Correlation Between Engro Polymer and Treet
Can any of the company-specific risk be diversified away by investing in both Engro Polymer and Treet at the same time? Although using a correlation coefficient on its own may not help to predict future stock returns, this module helps to understand the diversifiable risk of combining Engro Polymer and Treet into the same portfolio, which is an essential part of the fundamental portfolio management process.
By analyzing existing cross correlation between Engro Polymer Chemicals and Treet, you can compare the effects of market volatilities on Engro Polymer and Treet and check how they will diversify away market risk if combined in the same portfolio for a given time horizon. You can also utilize pair trading strategies of matching a long position in Engro Polymer with a short position of Treet. Check out your portfolio center. Please also check ongoing floating volatility patterns of Engro Polymer and Treet.
Diversification Opportunities for Engro Polymer and Treet
0.8 | Correlation Coefficient |
Very poor diversification
The 3 months correlation between Engro and Treet is 0.8. Overlapping area represents the amount of risk that can be diversified away by holding Engro Polymer Chemicals and Treet in the same portfolio, assuming nothing else is changed. The correlation between historical prices or returns on Treet and Engro Polymer is a relative statistical measure of the degree to which these equity instruments tend to move together. The correlation coefficient measures the extent to which returns on Engro Polymer Chemicals are associated (or correlated) with Treet. Values of the correlation coefficient range from -1 to +1, where. The correlation of zero (0) is possible when the price movement of Treet has no effect on the direction of Engro Polymer i.e., Engro Polymer and Treet go up and down completely randomly.

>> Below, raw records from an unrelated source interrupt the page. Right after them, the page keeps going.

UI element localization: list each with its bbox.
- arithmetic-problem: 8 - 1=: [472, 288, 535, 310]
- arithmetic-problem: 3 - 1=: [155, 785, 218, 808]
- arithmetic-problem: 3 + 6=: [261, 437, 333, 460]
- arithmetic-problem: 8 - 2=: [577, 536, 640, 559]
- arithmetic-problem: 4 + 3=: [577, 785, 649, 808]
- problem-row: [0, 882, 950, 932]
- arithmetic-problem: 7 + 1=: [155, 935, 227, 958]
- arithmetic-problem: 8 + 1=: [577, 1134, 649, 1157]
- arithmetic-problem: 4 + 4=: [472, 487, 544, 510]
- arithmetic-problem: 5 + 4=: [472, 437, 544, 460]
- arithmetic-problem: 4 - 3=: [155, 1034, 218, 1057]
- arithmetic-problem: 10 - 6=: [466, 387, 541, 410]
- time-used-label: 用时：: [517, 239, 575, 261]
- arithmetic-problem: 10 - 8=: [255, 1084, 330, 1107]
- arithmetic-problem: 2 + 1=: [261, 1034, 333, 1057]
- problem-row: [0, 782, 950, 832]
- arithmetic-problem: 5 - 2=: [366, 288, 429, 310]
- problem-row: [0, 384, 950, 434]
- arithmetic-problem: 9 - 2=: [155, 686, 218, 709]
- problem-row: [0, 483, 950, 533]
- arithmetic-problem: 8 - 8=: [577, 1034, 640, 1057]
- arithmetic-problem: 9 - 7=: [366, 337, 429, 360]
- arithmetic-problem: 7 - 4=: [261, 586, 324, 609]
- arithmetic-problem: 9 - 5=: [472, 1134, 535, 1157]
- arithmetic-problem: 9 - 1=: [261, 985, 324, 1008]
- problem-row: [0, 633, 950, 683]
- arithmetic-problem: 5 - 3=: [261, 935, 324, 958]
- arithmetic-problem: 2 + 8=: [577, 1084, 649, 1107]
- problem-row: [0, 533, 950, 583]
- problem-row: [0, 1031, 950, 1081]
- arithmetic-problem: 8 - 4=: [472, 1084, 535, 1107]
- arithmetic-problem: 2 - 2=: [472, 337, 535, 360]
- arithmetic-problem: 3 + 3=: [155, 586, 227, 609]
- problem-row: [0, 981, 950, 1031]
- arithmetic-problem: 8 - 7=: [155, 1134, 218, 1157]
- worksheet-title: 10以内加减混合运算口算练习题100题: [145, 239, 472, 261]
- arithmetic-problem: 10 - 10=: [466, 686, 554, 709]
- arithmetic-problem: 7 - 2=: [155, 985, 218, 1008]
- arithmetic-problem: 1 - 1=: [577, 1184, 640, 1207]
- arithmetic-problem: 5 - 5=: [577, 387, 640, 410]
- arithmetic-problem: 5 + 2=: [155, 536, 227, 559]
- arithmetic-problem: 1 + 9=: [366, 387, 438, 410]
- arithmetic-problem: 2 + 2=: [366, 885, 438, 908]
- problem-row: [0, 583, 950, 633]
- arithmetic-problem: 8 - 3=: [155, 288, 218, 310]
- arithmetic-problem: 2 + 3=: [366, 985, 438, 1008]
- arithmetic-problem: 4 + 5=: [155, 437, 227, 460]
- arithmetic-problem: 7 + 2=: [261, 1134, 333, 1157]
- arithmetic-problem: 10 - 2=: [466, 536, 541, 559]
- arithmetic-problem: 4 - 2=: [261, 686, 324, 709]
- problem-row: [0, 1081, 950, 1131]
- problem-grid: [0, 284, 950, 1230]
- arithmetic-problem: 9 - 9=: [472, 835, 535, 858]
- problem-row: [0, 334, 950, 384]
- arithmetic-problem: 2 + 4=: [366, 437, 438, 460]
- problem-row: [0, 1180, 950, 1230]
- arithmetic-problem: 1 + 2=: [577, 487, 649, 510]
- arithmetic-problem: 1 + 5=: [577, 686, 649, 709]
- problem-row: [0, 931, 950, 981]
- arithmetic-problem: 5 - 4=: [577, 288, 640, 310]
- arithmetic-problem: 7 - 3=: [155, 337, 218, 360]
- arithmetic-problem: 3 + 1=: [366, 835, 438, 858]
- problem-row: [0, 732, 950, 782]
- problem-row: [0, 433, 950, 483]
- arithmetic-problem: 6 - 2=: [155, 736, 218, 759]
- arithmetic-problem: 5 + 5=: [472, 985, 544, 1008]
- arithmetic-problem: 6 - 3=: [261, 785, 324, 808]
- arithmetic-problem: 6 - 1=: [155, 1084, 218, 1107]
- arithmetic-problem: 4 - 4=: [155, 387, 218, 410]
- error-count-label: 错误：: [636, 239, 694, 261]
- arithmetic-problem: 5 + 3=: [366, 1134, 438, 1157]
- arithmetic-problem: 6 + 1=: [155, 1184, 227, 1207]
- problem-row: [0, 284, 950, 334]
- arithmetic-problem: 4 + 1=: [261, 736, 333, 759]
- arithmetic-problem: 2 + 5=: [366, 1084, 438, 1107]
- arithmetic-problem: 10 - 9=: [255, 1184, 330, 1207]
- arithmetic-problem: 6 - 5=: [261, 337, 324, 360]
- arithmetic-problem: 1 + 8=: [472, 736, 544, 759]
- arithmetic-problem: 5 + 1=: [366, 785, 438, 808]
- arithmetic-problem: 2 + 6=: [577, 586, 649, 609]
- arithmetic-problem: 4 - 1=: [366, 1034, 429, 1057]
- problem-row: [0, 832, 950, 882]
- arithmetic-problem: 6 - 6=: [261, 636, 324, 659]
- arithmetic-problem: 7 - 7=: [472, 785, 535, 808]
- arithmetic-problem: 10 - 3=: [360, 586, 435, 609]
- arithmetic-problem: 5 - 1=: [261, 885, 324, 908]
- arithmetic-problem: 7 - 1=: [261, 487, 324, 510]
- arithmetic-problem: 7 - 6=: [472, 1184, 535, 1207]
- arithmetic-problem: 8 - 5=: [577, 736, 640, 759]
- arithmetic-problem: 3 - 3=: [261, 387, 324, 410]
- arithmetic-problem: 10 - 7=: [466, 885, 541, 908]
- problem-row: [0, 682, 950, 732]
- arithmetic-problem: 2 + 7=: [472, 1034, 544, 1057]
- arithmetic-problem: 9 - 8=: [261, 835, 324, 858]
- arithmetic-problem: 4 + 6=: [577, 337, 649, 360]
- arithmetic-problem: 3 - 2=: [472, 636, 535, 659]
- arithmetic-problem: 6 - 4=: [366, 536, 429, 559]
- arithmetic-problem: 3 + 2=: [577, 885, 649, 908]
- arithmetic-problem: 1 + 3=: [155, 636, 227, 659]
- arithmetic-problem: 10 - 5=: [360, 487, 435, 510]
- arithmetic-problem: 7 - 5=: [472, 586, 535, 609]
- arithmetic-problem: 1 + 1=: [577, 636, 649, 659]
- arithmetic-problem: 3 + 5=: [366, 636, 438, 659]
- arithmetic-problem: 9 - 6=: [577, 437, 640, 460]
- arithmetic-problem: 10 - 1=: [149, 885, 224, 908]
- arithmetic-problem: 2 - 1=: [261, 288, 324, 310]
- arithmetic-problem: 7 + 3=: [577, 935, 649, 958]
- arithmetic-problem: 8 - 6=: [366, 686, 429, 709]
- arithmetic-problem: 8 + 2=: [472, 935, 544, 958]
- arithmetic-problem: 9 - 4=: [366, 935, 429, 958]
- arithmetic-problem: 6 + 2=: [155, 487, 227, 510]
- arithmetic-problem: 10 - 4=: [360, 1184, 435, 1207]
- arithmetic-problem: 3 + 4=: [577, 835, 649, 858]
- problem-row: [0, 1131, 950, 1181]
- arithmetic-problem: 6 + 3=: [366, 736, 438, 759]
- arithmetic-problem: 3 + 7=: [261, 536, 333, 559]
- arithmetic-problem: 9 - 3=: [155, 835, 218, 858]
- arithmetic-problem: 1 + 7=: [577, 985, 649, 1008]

Pair Corralation between Engro Polymer and Treet
Assuming the 90 days trading horizon Engro Polymer is expected to generate 1.51 times less return on investment than Treet. But when comparing it to its historical volatility, Engro Polymer Chemicals is 1.25 times less risky than Treet. It trades about 0.22 of its potential returns per unit of risk. Treet is currently generating about 0.27 of returns per unit of risk over similar time horizon. If you would invest 1,402 in Treet on September 2, 2024 and sell it today you would earn a total of 327.00 from holding Treet or generate 23.32% return on investment over 90 days.
Time Period | 3 Months [change] |
Direction | Moves Together |
Strength | Strong |
Accuracy | 100.0% |
Values | Daily Returns |
Engro Polymer Chemicals vs. Treet
Performance |
Timeline |
Engro Polymer Chemicals |
Treet |
Engro Polymer and Treet Volatility Contrast
Predicted Return Density |
Returns |
Pair Trading with Engro Polymer and Treet
The main advantage of trading using opposite Engro Polymer and Treet positions is that it hedges away some unsystematic risk. Because of two separate transactions, even if Engro Polymer position performs unexpectedly, Treet can make up some of the losses. Pair trading also minimizes risk from directional movements in the market. For example, if an entire industry or sector drops because of unexpected headlines, the short position in Treet will offset losses from the drop in Treet's long position.Engro Polymer vs. Masood Textile Mills | Engro Polymer vs. Fauji Foods | Engro Polymer vs. KSB Pumps | Engro Polymer vs. Mari Petroleum |
Check out your portfolio center.Note that this page's information should be used as a complementary analysis to find the right mix of equity instruments to add to your existing portfolios or create a brand new portfolio. You can also try the Analyst Advice module to analyst recommendations and target price estimates broken down by several categories.